This month, we’re exploring resources and opportunities for creative business folks. Today we sit down with Emily Sanford, a NYC-based artist who visits the blog to share how she stays inspired and provides tips for budding textile designers.
Emily Sanford started exploring surface design while pursuing her undergraduate degree in ceramics. The opportunity to explore textures and pattern opened her eyes to the world of surface design. Using watercolors as her medium, Emily creates a range of beautiful textiles. Here, Emily shares more about how she started designing textiles, where she hopes to take her surface design career and how she stays inspired.
How did you get involved in fabric design?
As a ceramic artist in college I fell in love with color, texture and pattern. My favorite part of my process was researching vintage fabric, wallpaper, and embroidery patterns, and developing linoleum cuts based on those designs to use as stamps on my slab work. Through the years I continued to draw patterns, make paper cuts, and learn graphic design. After my daughter was born, I began working with watercolor as an easy way to stay creative. I fell in love with the texture, vibrancy and movement of watercolor. I began scanning and manipulating my paintings, and learning about repeat patterns. Paint, pattern, and graphic design came together in an amazing way. My new process, as it related to surface pattern design was a perfect fit for me. As a sort of weekly art assignment, I began entering Spoonflower’s contests. My submissions were really bad in the beginning, but I’m so glad I wasn’t afraid to put myself out there. I made my first pattern available for sale in 2013. I have been so pleased to see my business grow so quickly. I have loved working with boutique businesses and manufacturers to see my designs on clothing, home goods, and accessories. I am so grateful to my clients for their support of my work.
Is it your full time job?
When I am not working as a surface pattern designer, I am a mother to my beautiful, brilliant and inspiring 3 year old daughter, Clara.
What has been your biggest challenge?
I am always trying to move my work forward to art that is new and exciting to me and my clients; while also ensuring it feels consistent with my brand. It’s a fun challenge to overcome and one that’s helped me grow as an artist to find new ways to build my business and expand my portfolio.

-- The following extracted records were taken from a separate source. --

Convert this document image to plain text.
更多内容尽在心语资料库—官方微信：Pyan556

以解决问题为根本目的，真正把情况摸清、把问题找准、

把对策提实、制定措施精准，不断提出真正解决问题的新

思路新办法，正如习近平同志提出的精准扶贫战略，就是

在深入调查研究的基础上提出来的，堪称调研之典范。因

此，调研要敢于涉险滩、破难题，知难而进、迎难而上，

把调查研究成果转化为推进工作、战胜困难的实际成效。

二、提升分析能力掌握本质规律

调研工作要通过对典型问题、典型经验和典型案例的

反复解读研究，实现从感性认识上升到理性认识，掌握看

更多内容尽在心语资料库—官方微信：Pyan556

Fabric Swatches | Kaylan Buteyn Photography
What has been your biggest success?
The success I’ve had on Spoonflower has been the most rewarding of my career so far. It has increased my exposure, and connections in exciting ways, and opened up opportunities to work with companies like ZÜCA, and Carousel Designs as well as many more currently in the works.

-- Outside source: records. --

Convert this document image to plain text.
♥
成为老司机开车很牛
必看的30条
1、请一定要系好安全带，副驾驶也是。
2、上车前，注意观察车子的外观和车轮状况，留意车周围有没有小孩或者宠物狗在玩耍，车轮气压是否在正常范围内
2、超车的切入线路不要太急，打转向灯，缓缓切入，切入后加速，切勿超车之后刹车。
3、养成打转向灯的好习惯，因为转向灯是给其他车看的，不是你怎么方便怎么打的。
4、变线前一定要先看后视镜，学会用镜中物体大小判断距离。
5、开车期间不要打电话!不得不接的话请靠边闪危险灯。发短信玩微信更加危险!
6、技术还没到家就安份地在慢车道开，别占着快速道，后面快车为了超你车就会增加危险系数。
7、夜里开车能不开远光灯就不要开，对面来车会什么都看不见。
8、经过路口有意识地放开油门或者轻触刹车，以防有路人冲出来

Watercolors | Kaylan Buteyn Photography
What’s your creative sound track?
What one piece of advice would you give to someone pursuing a creative career?
Stay true to you. Our own creative perspective is our greatest asset. If we consume too much inspiration, we can become crippled with competitive comparison and overwhelmed by the success of others. Find out what makes your work unique and commit to it wholeheartedly. I’m so delighted to know that my work has is own unique value. When we truly believe in that value, it will help us to share, promote, improve and ultimately sell our work more effectively.

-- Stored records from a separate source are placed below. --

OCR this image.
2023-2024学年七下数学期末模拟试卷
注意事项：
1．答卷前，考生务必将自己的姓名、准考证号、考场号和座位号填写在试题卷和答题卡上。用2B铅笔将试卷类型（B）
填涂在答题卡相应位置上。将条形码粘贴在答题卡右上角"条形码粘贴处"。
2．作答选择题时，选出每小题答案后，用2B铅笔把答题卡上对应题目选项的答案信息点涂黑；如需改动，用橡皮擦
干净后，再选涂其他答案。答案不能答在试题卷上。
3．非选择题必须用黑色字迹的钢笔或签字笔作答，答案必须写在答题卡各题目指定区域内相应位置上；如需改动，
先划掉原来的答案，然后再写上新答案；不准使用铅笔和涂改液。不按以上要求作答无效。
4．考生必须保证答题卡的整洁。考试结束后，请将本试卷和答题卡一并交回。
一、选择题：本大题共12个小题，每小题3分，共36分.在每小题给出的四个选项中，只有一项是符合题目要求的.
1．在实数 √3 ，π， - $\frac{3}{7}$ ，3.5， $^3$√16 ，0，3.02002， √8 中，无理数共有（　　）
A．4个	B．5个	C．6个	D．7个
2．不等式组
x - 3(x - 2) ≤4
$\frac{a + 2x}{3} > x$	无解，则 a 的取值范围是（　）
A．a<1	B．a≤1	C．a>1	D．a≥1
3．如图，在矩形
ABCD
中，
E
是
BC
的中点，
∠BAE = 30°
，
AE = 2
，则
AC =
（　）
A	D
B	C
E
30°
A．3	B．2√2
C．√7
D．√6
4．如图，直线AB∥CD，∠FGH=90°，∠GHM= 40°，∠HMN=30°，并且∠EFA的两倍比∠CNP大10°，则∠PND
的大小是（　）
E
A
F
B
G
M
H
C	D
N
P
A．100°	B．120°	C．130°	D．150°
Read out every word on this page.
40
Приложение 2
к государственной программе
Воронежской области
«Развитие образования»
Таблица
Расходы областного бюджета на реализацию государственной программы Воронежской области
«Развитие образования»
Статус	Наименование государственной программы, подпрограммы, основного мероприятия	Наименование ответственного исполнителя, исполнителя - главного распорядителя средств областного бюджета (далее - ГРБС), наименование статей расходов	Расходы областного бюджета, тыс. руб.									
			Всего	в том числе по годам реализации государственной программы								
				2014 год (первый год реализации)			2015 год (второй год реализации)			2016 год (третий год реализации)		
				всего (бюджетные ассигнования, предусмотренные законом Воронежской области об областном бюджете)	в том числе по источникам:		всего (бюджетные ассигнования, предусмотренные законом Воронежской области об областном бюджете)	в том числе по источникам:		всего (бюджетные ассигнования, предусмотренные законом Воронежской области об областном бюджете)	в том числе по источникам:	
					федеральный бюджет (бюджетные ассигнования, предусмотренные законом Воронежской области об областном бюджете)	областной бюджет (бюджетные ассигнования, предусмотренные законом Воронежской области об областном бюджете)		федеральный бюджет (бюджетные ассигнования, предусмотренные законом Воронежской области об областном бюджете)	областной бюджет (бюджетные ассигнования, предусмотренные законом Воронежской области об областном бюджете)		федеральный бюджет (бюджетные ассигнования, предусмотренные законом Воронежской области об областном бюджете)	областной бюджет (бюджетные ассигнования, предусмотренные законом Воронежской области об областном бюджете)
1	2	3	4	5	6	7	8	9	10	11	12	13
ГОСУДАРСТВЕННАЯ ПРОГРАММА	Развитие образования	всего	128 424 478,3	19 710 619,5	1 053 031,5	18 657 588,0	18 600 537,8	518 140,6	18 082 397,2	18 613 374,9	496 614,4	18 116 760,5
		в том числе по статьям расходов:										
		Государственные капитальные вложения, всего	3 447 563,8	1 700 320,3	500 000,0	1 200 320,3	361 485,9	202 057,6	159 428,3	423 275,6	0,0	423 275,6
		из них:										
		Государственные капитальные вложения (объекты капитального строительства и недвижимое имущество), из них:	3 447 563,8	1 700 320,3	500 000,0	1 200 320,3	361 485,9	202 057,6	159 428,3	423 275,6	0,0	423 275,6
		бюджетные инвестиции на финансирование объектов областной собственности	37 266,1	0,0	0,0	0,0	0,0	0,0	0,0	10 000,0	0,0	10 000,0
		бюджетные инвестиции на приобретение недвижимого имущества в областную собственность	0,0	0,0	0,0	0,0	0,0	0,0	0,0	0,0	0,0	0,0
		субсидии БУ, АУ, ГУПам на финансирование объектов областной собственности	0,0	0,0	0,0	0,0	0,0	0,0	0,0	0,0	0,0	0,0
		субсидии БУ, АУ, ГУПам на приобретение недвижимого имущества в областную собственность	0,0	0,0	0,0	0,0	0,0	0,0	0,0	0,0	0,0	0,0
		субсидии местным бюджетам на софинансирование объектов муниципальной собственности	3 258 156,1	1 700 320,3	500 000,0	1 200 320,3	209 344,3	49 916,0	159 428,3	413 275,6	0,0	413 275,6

Emily’s Studio | Kaylan Buteyn Photography
Who/what inspires your work?
My artist friends inspire and encourage me to continue working, they share their struggles and triumphs, and have been so essential to my artistic health. I love following other artists and brands on Instagram. Looking behind the scenes at their process, inspiration and studio space encourages me in my own work. I’m always learning new techniques, tools and methods from my fellow artists.
I am daily inspired by my pattern-filled city. The vibrant people, fashions, architecture and museums are a perfect stimulus for creativity. My iPhone is full of inspiring images I’ve taken from the Metropolitan Museum of Art, the Museum of Natural History, and other amazing sites around New York. I am daily pulling from them for inspiration. I try to stay current on print, art, and fashion blogs that keep me up to date on trends such as: The Jealous Curator, Pattern People, and Color Collective.
What resources have you found really useful?
Pattern Observer has a nice community full of great interviews, tips and classes.
I also love CreativeLive classes and could spend all day watching their photography, art and design classes. YouTube always has the answer to almost any technical question I have.
The New York Public Library has an amazing digital image collection. It feels like digging through found vintage papers at a flea market, which is right up my alley.